Fin du monde et divertissement

Sans les contraintes du gameplay, il y a davantage de place pour l’histoire. Le genre post-apocalyptique ou dystopique dans lequel s’inscrit Fallout est aussi une manière de déployer des problématiques contemporaines. Pour Todd Howard, c’est d’abord parce que ces univers prisés par le gaming ont enfin trouvé les moyens de mettre en valeur à l’écran le spectaculaire sans limite qu’ils déploient: « Les fictions postapocalyptiques, que ce soit au cinéma, dans les séries ou les jeux vidéo, sont désormais des univers flatteurs pour la caméra ou l’animation. » Ensuite vient la question de la critique sous-jacente, et de ses propres limites: « Fallout a toujours joué sur le lien entre le monde d’avant et le monde d’après, avance le concepteur, pour comprendre en profondeur et révéler les racines du malheur -ici l’holocauste nucléaire. Pourquoi et comment tout bascule? Pour quels enjeux et jusqu’à quelles extrémités certains individus ou groupes d’intérêt sont prêts à aller pour nourrir leur illusion de contrôle? Mais je dirais que la seule limite à laquelle il faut faire attention, c’est celle qui permet de rester dans l’entertainment. » Quant au fan service, cette obligation de respecter les incunables et de les glisser habilement dans le récit, au risque de décevoir les communautés aussi loyales qu’exigeantes, Todd Howard a sa recette: « En tant que concepteurs, il est important de ne pas oublier que nous avons été nous aussi, et sommes encore, des fans. Je me dis toujours: quoi que tu fasses, ne cherche pas à plaire à tous les fans, mais adopte le point de vue d’un fan. »

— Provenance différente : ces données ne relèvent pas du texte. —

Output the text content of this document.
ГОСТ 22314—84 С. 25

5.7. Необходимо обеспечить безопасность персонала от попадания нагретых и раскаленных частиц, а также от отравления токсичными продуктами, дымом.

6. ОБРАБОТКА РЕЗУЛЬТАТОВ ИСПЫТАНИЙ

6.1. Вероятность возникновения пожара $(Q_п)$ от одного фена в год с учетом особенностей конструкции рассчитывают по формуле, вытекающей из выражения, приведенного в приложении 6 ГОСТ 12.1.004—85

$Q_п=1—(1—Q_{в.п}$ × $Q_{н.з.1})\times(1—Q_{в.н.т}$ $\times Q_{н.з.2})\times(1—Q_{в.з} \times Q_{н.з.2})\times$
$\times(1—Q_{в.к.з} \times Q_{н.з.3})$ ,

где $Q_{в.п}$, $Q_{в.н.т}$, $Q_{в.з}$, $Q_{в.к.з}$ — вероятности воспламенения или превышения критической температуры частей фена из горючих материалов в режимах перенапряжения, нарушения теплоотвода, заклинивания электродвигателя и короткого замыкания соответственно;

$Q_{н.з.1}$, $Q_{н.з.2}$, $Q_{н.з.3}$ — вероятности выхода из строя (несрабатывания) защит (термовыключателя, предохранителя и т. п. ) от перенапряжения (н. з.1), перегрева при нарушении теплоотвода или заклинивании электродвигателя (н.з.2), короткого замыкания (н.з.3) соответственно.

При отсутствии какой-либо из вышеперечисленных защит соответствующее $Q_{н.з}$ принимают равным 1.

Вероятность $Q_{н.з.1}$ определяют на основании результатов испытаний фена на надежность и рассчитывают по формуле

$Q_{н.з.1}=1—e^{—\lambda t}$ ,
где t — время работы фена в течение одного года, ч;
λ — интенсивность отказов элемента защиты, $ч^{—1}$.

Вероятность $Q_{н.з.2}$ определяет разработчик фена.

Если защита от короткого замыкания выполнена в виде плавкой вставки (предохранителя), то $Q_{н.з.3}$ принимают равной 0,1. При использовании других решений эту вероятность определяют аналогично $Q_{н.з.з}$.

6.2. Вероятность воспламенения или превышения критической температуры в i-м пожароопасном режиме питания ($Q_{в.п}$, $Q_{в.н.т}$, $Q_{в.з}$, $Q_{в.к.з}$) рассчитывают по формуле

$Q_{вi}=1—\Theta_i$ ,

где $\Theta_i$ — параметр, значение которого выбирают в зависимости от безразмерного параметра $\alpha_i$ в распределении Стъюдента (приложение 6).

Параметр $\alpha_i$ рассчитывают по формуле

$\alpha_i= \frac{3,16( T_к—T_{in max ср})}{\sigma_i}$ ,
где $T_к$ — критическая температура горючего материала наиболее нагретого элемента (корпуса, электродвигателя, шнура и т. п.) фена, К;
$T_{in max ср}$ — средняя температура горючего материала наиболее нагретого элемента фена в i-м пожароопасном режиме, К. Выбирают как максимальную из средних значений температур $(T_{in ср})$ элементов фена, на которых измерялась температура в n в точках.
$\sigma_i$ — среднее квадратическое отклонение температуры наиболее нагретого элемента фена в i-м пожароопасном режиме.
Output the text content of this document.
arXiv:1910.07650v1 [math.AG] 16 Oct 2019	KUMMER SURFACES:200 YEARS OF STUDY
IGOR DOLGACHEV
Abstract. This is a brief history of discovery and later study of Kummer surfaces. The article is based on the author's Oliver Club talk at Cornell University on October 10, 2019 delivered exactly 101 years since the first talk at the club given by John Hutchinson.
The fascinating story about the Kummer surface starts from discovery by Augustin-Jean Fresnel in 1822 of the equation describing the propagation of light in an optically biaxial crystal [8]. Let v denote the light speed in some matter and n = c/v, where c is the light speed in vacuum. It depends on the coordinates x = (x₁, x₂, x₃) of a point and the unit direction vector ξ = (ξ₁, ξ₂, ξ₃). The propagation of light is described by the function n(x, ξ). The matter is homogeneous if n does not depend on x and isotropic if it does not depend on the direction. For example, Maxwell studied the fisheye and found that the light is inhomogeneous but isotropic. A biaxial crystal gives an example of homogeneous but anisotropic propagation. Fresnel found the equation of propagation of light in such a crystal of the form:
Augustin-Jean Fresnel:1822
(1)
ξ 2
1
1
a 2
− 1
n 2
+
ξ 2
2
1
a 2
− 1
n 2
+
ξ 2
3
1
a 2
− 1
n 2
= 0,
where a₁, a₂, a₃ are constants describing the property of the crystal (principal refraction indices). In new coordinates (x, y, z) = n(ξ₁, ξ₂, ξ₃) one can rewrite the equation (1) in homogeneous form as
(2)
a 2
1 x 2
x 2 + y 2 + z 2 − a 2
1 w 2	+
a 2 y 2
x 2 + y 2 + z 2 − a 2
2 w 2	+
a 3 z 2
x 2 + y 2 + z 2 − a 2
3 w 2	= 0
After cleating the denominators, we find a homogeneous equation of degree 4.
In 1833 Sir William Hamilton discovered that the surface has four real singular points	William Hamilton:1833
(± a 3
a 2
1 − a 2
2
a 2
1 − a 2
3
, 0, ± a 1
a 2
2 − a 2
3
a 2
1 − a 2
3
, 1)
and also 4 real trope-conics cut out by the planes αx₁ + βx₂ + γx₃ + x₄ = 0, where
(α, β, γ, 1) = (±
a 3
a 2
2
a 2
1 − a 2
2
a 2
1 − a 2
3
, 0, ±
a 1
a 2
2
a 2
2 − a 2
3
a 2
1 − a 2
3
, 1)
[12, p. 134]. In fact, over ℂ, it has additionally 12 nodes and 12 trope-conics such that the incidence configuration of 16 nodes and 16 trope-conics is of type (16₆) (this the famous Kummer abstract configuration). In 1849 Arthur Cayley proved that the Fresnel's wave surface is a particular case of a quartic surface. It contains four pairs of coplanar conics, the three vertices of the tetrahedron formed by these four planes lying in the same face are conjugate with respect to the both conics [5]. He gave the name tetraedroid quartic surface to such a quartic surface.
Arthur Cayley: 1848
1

L’obligation de divertissement, si elle est scrupuleusement respectée par Nolan et sa bande, dans la lignée des circonvolutions corporatistes de Westworld, ne les empêche pas de céder à de légères tendances iconoclastes. Fallout, western nihiliste post-nucléaire, a pour décor la Californie, berceau du divertissement mondialisé et de son soft power. Une provocation? Un avertissement? Un clin d’œil? « Une pulsion irrésistible, sourit Nolan. Le premier jeu Fallout prenait aussi la Californie pour décor. On aurait pu se dire que c’était une manière de boucler une boucle. Mais pour nous, il fallait justement appuyer le côté méta, satirique du jeu et de la série qui en découlerait. Quel meilleur décor pour une fiction faite par des gros malins de Hollywood qui prétendent expliquer la vie et le métier aux génies du jeu vidéo? (rires) Plus sérieusement, les décors américains parlent au plus grand nombre dans un monde globalisé. Mais ça correspond aussi, je pense, à une tradition bien ancrée de l’autodérision, de l’autocritique. Nous avons tendance, chez nous, à penser que nos modèles s’imposent naturellement au monde. Il fallait montrer aussi les limites de ce schéma-là. Dans l’entertainment, comme partout ailleurs, tout peut s’arrêter du jour au lendemain. »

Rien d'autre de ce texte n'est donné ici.